Yes, of course, I understand. But you know me, I’m their interpreter. There may have been a mix-up that I could help straighten out. Could you just tell me if she is coming back? 

We’re sorry. HIPAA. Privacy.

Legally, to Tatia, I was no one. Outside of a medical encounter, we were strangers.

I went to medical records and begged. Could you just tell me if this person still exists as a patient? If there is a record of a living patient? 

We’re sorry. HIPAA. Privacy. 

They were right, of course, to say nothing. To Tatia, I was no one.

I’ve never found out what happened to Tatia. I called their number periodically over the next few months, but no one ever answered. Had they found a new, promising treatment in another city? Had she gone into a sudden remission? A more likely answer hovered, but my wondering always stopped before I got to it. My mind refused to think it. And so, ten years later, I still do not know what happened to Tatia. 


When my mother was diagnosed with breast cancer four years ago, I stood behind her shoulder, where interpreters stand. Where I’ve always stood. She had told no one about the growing tumor until it was the size of an orange and the cancer had spread to her bones. I had no time to think during the early weeks of the diagnostic whirlwind—biopsies, labs, and scans—but later, through almost three years of doctors’ visits, procedures, infusions, and CT scans, and then, amidst my mother’s daily, steady decline at home with the hospice nurses, thinking became inescapable. Every day I stood behind her shoulder as the conduit, being her voice and the voice of medicine. She pulled her favorite flowery shawl around her shoulders and clutched on to my hand. 

Once again I broke the rules: I held her, I spoke for her, I looked her in the eye. I dried her tears and stroked her hair and tried to feed her bits of black Russian bread in hospital waiting rooms. We’re not really supposed to interpret for our own families. I broke the rules and, often, I thought of Tatia.

My mother is gone now. I still break down when I come across her portrait, her handbag, or her glasses tucked away on a nightstand. She died at home with me, her last days peaceful and unconscious. I keep her flowery shawl draped over her favorite chair, next to the cupboard that holds Tatia’s cup. 

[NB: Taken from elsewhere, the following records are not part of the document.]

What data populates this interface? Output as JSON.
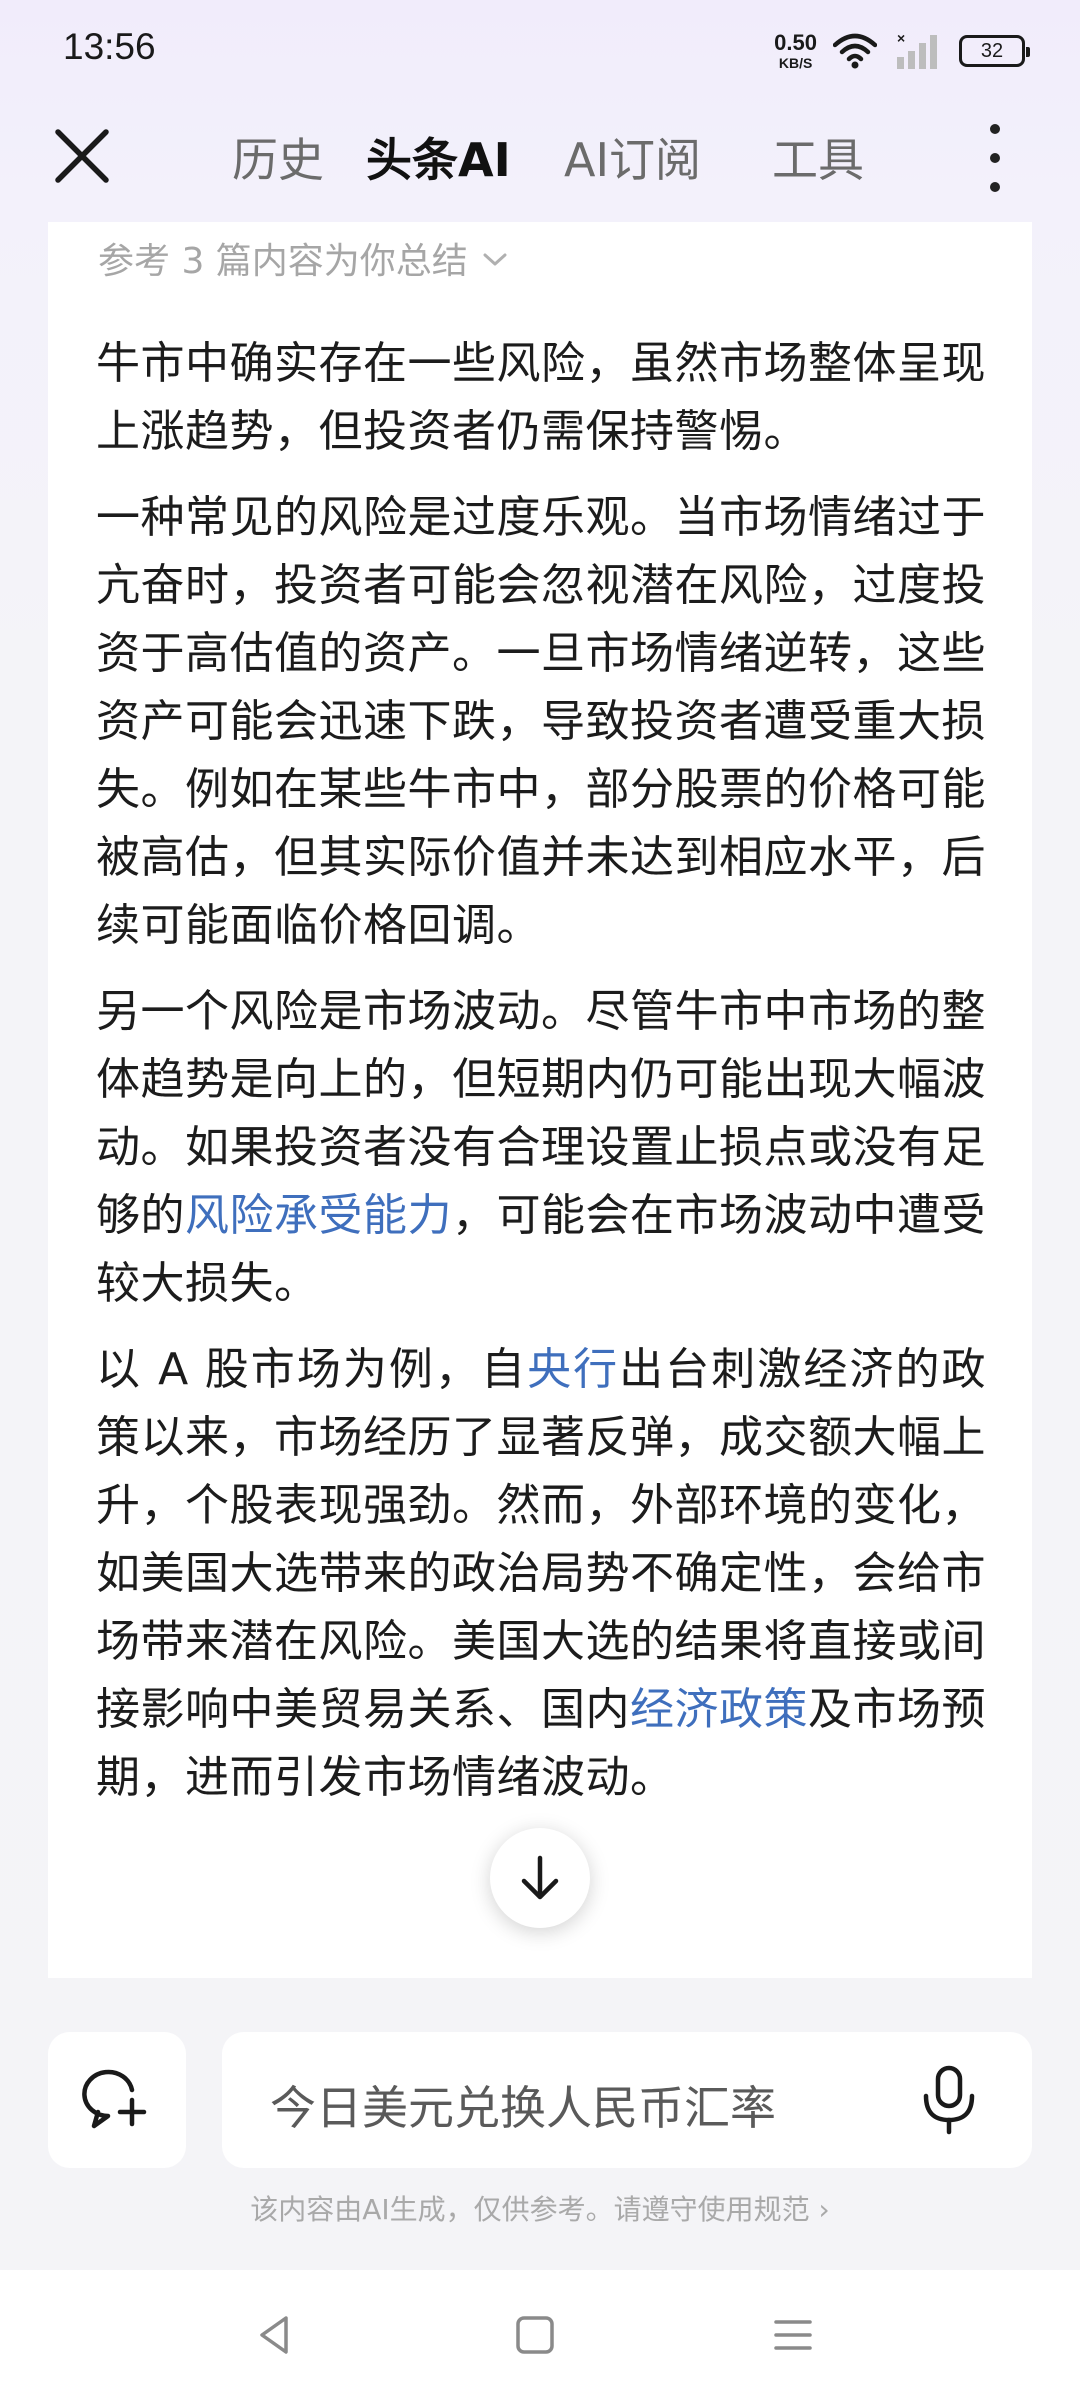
{
  "status": {
    "time": "13:56",
    "net_speed_value": "0.50",
    "net_speed_unit": "KB/S",
    "battery": "32"
  },
  "nav": {
    "tabs": [
      {
        "label": "历史"
      },
      {
        "label": "头条AI"
      },
      {
        "label": "AI订阅"
      },
      {
        "label": "工具"
      }
    ]
  },
  "content": {
    "reference_summary": "参考 3 篇内容为你总结",
    "para1": "牛市中确实存在一些风险，虽然市场整体呈现上涨趋势，但投资者仍需保持警惕。",
    "para2": "一种常见的风险是过度乐观。当市场情绪过于亢奋时，投资者可能会忽视潜在风险，过度投资于高估值的资产。一旦市场情绪逆转，这些资产可能会迅速下跌，导致投资者遭受重大损失。例如在某些牛市中，部分股票的价格可能被高估，但其实际价值并未达到相应水平，后续可能面临价格回调。",
    "para3_a": "另一个风险是市场波动。尽管牛市中市场的整体趋势是向上的，但短期内仍可能出现大幅波动。如果投资者没有合理设置止损点或没有足够的",
    "para3_link": "风险承受能力",
    "para3_b": "，可能会在市场波动中遭受较大损失。",
    "para4_a": "以 A 股市场为例，自",
    "para4_link1": "央行",
    "para4_b": "出台刺激经济的政策以来，市场经历了显著反弹，成交额大幅上升，个股表现强劲。然而，外部环境的变化，如美国大选带来的政治局势不确定性，会给市场带来潜在风险。美国大选的结果将直接或间接影响中美贸易关系、国内",
    "para4_link2": "经济政策",
    "para4_c": "及市场预期，进而引发市场情绪波动。"
  },
  "input": {
    "placeholder": "今日美元兑换人民币汇率"
  },
  "disclaimer": "该内容由AI生成，仅供参考。请遵守使用规范 ›"
}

In a way, a teacup is just a conduit, an unobtrusive presence around the tea. What matters is the taste inside it, the hot steam that rises from it. But not this cup. When I make tea in this cup, it’s different; even touching its smooth surface or hearing it rattle quietly against the saucer conjures up memories. I use it only on special occasions—my mother’s birthday and her death day, and of course on June 6—and I brew the tea the way my mother taught me, Russian style. I brew my loose-leaf in a simple pot with no filter, so concentrated it’s almost black, then pour a bit of the leaf-laden liquid into the cup and add boiling water to the brim. Every pour is a new brew with a new fragrance. A new dance of tea leaves. 

The cup is cold when I take it out of the cupboard, but it warms up when I fill it with tea. Its bone china is thin, delicate, almost transparent, the way Tatia’s skin was in those last months. Every time I pick it up, I’m nervous that it will shatter in my hands. But then, even if this cup were broken, I wouldn’t love it any less.